Une ville est constituée de maisons, de bâtiments officiels, de rues et de ruelles, passablement hétéroclites, de zones en construction, d’édifices abandonnés ou dégradés, de banlieues ou de quartiers en extension, etc. La multitude de ces éléments hybrides ne possède qu’en partie des propriétés communes. Il n’en demeure pas moins que chaque ville possède une identité, marquée par un nom, qui la distingue des autres. Aucune ne ressemble exactement à une autre, et s’il arrive que nous leur découvrions des ressemblances, il ne s’agit encore que d’une parenté, fondée sur des ressemblances qui, d’un certain point de vue, leur donnent, comme c’est le cas des individus d’une même famille, un «air de famille», avec tout ce que cela comporte de vague et pourtant de typique ou de caractéristique. L’affection qu’on porte à certaines plutôt qu’à d’autres en dépend, au moins en partie, y compris quant à ce qui leur donne parfois une «inquiétante étrangeté».

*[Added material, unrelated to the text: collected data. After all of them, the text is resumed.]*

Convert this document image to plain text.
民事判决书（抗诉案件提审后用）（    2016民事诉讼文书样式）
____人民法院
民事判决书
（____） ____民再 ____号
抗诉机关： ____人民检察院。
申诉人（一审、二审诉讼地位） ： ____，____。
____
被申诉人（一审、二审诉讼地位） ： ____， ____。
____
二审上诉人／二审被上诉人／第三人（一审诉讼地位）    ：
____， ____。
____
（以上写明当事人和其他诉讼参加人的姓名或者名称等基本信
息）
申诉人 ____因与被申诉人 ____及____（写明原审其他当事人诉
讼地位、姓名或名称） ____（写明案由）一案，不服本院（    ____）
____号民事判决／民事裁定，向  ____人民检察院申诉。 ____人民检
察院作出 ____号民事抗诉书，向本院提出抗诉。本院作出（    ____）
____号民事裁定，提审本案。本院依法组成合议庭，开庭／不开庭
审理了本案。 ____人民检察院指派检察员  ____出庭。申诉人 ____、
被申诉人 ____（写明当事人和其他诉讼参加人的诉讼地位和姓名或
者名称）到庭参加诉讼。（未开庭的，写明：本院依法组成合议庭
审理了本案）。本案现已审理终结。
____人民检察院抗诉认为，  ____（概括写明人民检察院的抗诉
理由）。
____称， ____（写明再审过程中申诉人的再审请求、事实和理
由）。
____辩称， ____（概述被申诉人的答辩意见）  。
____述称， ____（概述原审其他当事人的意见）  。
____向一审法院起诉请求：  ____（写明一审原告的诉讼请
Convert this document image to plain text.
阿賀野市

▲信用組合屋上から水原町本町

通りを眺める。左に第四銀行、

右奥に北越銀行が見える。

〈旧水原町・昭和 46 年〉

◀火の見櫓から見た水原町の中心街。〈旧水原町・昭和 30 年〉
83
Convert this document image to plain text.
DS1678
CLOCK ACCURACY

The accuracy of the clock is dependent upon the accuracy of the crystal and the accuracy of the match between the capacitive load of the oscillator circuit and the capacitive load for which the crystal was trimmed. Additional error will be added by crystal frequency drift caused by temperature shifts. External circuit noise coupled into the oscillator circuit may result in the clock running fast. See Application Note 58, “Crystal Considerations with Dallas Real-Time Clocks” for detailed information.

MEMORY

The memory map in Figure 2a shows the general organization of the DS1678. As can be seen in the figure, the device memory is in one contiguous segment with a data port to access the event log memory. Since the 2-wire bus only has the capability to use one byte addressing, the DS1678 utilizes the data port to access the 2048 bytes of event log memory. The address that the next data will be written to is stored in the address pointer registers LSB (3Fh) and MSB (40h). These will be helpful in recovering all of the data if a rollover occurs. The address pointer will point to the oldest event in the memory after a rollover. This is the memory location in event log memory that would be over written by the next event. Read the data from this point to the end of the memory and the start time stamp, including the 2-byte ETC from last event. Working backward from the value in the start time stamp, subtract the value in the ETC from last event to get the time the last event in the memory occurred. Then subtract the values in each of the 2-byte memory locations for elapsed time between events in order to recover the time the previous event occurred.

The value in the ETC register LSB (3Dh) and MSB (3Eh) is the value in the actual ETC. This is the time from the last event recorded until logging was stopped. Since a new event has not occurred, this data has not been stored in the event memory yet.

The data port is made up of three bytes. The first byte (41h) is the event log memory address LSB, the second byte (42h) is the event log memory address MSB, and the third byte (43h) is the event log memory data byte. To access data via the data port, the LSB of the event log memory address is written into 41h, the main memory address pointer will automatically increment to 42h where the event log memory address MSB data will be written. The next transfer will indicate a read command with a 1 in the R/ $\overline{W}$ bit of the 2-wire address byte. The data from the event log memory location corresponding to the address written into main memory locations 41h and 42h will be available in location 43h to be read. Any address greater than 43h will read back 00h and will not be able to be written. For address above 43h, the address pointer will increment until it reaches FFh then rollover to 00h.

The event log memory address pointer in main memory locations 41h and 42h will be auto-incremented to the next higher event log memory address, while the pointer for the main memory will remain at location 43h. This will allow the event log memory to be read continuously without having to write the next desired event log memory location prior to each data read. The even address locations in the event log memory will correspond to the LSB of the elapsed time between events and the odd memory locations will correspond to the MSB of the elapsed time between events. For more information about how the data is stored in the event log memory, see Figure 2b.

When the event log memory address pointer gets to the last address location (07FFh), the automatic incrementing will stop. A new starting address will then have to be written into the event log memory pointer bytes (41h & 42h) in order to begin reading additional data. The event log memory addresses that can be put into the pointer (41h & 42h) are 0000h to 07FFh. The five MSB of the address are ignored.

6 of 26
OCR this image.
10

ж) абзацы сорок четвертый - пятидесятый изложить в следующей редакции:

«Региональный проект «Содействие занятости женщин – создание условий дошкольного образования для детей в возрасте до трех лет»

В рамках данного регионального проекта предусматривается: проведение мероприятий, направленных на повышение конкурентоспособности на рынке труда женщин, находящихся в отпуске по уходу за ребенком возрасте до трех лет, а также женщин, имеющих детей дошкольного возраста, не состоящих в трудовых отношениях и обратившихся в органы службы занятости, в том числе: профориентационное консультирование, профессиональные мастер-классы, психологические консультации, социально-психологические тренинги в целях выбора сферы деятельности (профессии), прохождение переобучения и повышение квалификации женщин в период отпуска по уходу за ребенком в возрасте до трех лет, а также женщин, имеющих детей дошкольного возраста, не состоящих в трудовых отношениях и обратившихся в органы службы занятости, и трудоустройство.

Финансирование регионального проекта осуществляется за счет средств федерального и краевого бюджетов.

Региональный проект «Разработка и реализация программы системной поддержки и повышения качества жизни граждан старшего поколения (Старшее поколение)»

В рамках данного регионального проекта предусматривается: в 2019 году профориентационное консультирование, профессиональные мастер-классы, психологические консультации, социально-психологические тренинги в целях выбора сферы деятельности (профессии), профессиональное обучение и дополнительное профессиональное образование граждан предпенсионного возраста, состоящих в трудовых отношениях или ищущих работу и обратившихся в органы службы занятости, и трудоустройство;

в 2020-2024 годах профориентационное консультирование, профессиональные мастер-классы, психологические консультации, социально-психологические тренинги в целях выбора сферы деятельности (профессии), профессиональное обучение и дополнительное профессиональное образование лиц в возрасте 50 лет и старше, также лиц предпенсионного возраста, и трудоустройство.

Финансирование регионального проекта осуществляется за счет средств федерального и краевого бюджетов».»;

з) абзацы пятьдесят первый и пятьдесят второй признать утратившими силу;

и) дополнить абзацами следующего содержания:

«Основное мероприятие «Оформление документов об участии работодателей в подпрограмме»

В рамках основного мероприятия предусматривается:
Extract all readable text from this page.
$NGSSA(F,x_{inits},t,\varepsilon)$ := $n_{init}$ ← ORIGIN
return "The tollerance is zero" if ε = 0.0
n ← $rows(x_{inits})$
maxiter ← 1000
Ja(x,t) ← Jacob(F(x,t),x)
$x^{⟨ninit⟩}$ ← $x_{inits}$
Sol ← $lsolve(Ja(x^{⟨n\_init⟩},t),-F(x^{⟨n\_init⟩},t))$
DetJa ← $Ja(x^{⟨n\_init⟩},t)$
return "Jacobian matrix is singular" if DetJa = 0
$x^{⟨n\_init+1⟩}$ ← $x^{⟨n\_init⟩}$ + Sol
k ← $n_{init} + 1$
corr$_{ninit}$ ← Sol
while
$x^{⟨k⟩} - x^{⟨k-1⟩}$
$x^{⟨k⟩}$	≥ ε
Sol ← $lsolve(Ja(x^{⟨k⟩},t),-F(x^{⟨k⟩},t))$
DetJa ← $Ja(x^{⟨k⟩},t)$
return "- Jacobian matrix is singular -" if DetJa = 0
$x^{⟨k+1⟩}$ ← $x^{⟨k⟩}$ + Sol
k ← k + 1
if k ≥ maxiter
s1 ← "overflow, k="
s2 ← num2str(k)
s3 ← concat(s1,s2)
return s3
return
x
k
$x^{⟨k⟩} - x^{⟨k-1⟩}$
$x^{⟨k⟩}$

Il en va de même pour les «formes de vie». Le structuralisme, en son temps, a laissé penser que les cultures humaines, sous tous leurs rapports, étaient concevables à la manière de systèmes qui en régissaient le fonctionnement. Une forme de vie n’est pas un système, aucune règle, aucune propriété ne la traverse de part en part. Si le vague ou l’hybridité, voire les dissonances en constituent la contrepartie, ces apparents défauts rendent plus aisément compréhensibles les singularités qui s’y font jour, ainsi que les possibilités de communication ou les similarités qui existent entre elles. Paradoxalement, ce qui les distingue ne les rend pas pour autant incommensurables, contrairement à l’image qu’on peut en avoir. La diversité est suffisamment présente en elles pour ne pas interdire la comparaison, et pour dissiper l’illusion qui consisterait à les condamner à l’incompréhension. Comme le suggérait M. Détienne dans l’un de ses livres, on ne compare jamais que l’incomparable! (4)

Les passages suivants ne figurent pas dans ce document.